Monday, March 27, 2006

2319 More ignorance about Christians

Robyn Blumner, a columnist for the St. Petersburg Times, writes from behind a shield of cultural bias about evangelicals today. She's upset that Bush claims ignorance about the various apocalyptic predictions for the Middle East. Well, doh! Who can keep track? If you get 3 Christians together, you'll get at least 2 viewpoints on end times, and the third (that'd be me or the President) will be clueless. (Actually, I won't take the paraphrase of a liberal columnist for anything the President said, but I'm giving her the benefit of the doubt here because she wants so badly to believe it.)

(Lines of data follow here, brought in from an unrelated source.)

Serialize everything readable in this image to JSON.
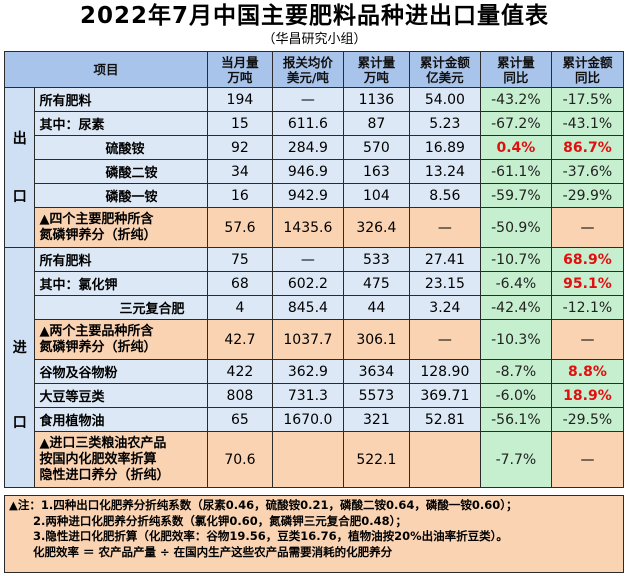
{
  "title": "2022年7月中国主要肥料品种进出口量值表",
  "subtitle": "（华昌研究小组）",
  "headers": {
    "item": "项目",
    "month_qty": [
      "当月量",
      "万吨"
    ],
    "avg_price": [
      "报关均价",
      "美元/吨"
    ],
    "cum_qty": [
      "累计量",
      "万吨"
    ],
    "cum_amt": [
      "累计金额",
      "亿美元"
    ],
    "cum_qty_yoy": [
      "累计量",
      "同比"
    ],
    "cum_amt_yoy": [
      "累计金额",
      "同比"
    ]
  },
  "sections": {
    "export": "出口",
    "import": "进口"
  },
  "export_rows": [
    {
      "label": "所有肥料",
      "month_qty": "194",
      "avg_price": "—",
      "cum_qty": "1136",
      "cum_amt": "54.00",
      "cum_qty_yoy": "-43.2%",
      "cum_amt_yoy": "-17.5%"
    },
    {
      "label": "其中：尿素",
      "month_qty": "15",
      "avg_price": "611.6",
      "cum_qty": "87",
      "cum_amt": "5.23",
      "cum_qty_yoy": "-67.2%",
      "cum_amt_yoy": "-43.1%"
    },
    {
      "label": "硫酸铵",
      "month_qty": "92",
      "avg_price": "284.9",
      "cum_qty": "570",
      "cum_amt": "16.89",
      "cum_qty_yoy": "0.4%",
      "cum_amt_yoy": "86.7%"
    },
    {
      "label": "磷酸二铵",
      "month_qty": "34",
      "avg_price": "946.9",
      "cum_qty": "163",
      "cum_amt": "13.24",
      "cum_qty_yoy": "-61.1%",
      "cum_amt_yoy": "-37.6%"
    },
    {
      "label": "磷酸一铵",
      "month_qty": "16",
      "avg_price": "942.9",
      "cum_qty": "104",
      "cum_amt": "8.56",
      "cum_qty_yoy": "-59.7%",
      "cum_amt_yoy": "-29.9%"
    },
    {
      "label_lines": [
        "▲四个主要肥种所含",
        "氮磷钾养分（折纯）"
      ],
      "month_qty": "57.6",
      "avg_price": "1435.6",
      "cum_qty": "326.4",
      "cum_amt": "—",
      "cum_qty_yoy": "-50.9%",
      "cum_amt_yoy": "—"
    }
  ],
  "import_rows": [
    {
      "label": "所有肥料",
      "month_qty": "75",
      "avg_price": "—",
      "cum_qty": "533",
      "cum_amt": "27.41",
      "cum_qty_yoy": "-10.7%",
      "cum_amt_yoy": "68.9%"
    },
    {
      "label": "其中：氯化钾",
      "month_qty": "68",
      "avg_price": "602.2",
      "cum_qty": "475",
      "cum_amt": "23.15",
      "cum_qty_yoy": "-6.4%",
      "cum_amt_yoy": "95.1%"
    },
    {
      "label": "三元复合肥",
      "month_qty": "4",
      "avg_price": "845.4",
      "cum_qty": "44",
      "cum_amt": "3.24",
      "cum_qty_yoy": "-42.4%",
      "cum_amt_yoy": "-12.1%"
    },
    {
      "label_lines": [
        "▲两个主要品种所含",
        "氮磷钾养分（折纯）"
      ],
      "month_qty": "42.7",
      "avg_price": "1037.7",
      "cum_qty": "306.1",
      "cum_amt": "—",
      "cum_qty_yoy": "-10.3%",
      "cum_amt_yoy": "—"
    },
    {
      "label": "谷物及谷物粉",
      "month_qty": "422",
      "avg_price": "362.9",
      "cum_qty": "3634",
      "cum_amt": "128.90",
      "cum_qty_yoy": "-8.7%",
      "cum_amt_yoy": "8.8%"
    },
    {
      "label": "大豆等豆类",
      "month_qty": "808",
      "avg_price": "731.3",
      "cum_qty": "5573",
      "cum_amt": "369.71",
      "cum_qty_yoy": "-6.0%",
      "cum_amt_yoy": "18.9%"
    },
    {
      "label": "食用植物油",
      "month_qty": "65",
      "avg_price": "1670.0",
      "cum_qty": "321",
      "cum_amt": "52.81",
      "cum_qty_yoy": "-56.1%",
      "cum_amt_yoy": "-29.5%"
    },
    {
      "label_lines": [
        "▲进口三类粮油农产品",
        "按国内化肥效率折算",
        "隐性进口养分（折纯）"
      ],
      "month_qty": "70.6",
      "avg_price": "",
      "cum_qty": "522.1",
      "cum_amt": "",
      "cum_qty_yoy": "-7.7%",
      "cum_amt_yoy": "—"
    }
  ],
  "notes": [
    "▲注：1.四种出口化肥养分折纯系数（尿素0.46，硫酸铵0.21，磷酸二铵0.64，磷酸一铵0.60）；",
    "2.两种进口化肥养分折纯系数（氯化钾0.60，氮磷钾三元复合肥0.48）；",
    "3.隐性进口化肥折算（化肥效率：谷物19.56，豆类16.76，植物油按20%出油率折豆类）。",
    "化肥效率 ＝ 农产品产量 ÷ 在国内生产这些农产品需要消耗的化肥养分"
  ],
  "colors": {
    "header_bg": "#a9c4ea",
    "light_blue_row": "#dce8f6",
    "peach_row": "#f9d3b2",
    "green_cell": "#c6efcf",
    "red_text": "#e01010"
  }
}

I'm a Christian and I'm not a tribulationist or dispensationalist. I couldn't tell a pre-trib from a mid-trib from a rapture prediction. And millions and millions of committed Christians don't see the modern day political entity called Israel as the one who benefits from all God's promises in the Old Testament. I know this; and I think the President does too. Someday Jesus is coming back. I know that because, like the song says, the Bible tells me so. I'm supposed to be ready and busy, because it could be tomorrow, or it may never happen in my life time (in which case I don't need to worry). I don't need to read the newspaper headlines, the Christian bloggers or the stars to believe this.

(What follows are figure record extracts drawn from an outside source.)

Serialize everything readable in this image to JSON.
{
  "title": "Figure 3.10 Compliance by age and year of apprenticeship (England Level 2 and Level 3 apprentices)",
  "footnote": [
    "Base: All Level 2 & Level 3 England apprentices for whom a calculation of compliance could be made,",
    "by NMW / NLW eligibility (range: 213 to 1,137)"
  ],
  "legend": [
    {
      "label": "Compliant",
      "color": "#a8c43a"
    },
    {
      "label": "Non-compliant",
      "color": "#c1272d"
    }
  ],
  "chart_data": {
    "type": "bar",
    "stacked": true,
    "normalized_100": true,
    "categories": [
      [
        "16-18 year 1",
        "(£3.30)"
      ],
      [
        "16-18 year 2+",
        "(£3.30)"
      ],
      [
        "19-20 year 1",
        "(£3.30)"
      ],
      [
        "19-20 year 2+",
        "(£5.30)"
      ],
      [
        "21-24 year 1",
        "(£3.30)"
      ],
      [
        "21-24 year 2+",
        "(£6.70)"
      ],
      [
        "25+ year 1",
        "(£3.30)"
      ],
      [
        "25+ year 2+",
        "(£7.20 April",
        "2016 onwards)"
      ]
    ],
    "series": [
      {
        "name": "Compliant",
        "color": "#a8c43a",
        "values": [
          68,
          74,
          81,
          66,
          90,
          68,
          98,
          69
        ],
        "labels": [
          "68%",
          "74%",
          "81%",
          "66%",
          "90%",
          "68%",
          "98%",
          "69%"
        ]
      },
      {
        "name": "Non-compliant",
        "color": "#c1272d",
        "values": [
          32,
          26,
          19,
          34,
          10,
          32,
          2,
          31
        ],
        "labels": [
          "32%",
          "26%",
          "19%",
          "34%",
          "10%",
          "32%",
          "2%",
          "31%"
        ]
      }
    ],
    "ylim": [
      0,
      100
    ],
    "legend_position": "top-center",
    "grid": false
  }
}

She's right that many dispensationalists voted for Bush. Like most of us, Christian or not, they probably couldn't figure out where Kerry stood on anything or stomach abandoning the Iraqis the way his post-Vietnam record (did you know he served?) would predict a similar diaster in this century. However, I'm guessing there's a few more issues conservative Christians have in common with the President other than support for Israel. They may have even hoped he'd keep on task about saving social security and securing the borders. Note to Robyn: brush up on what Christians believe. We're not peas in a pod.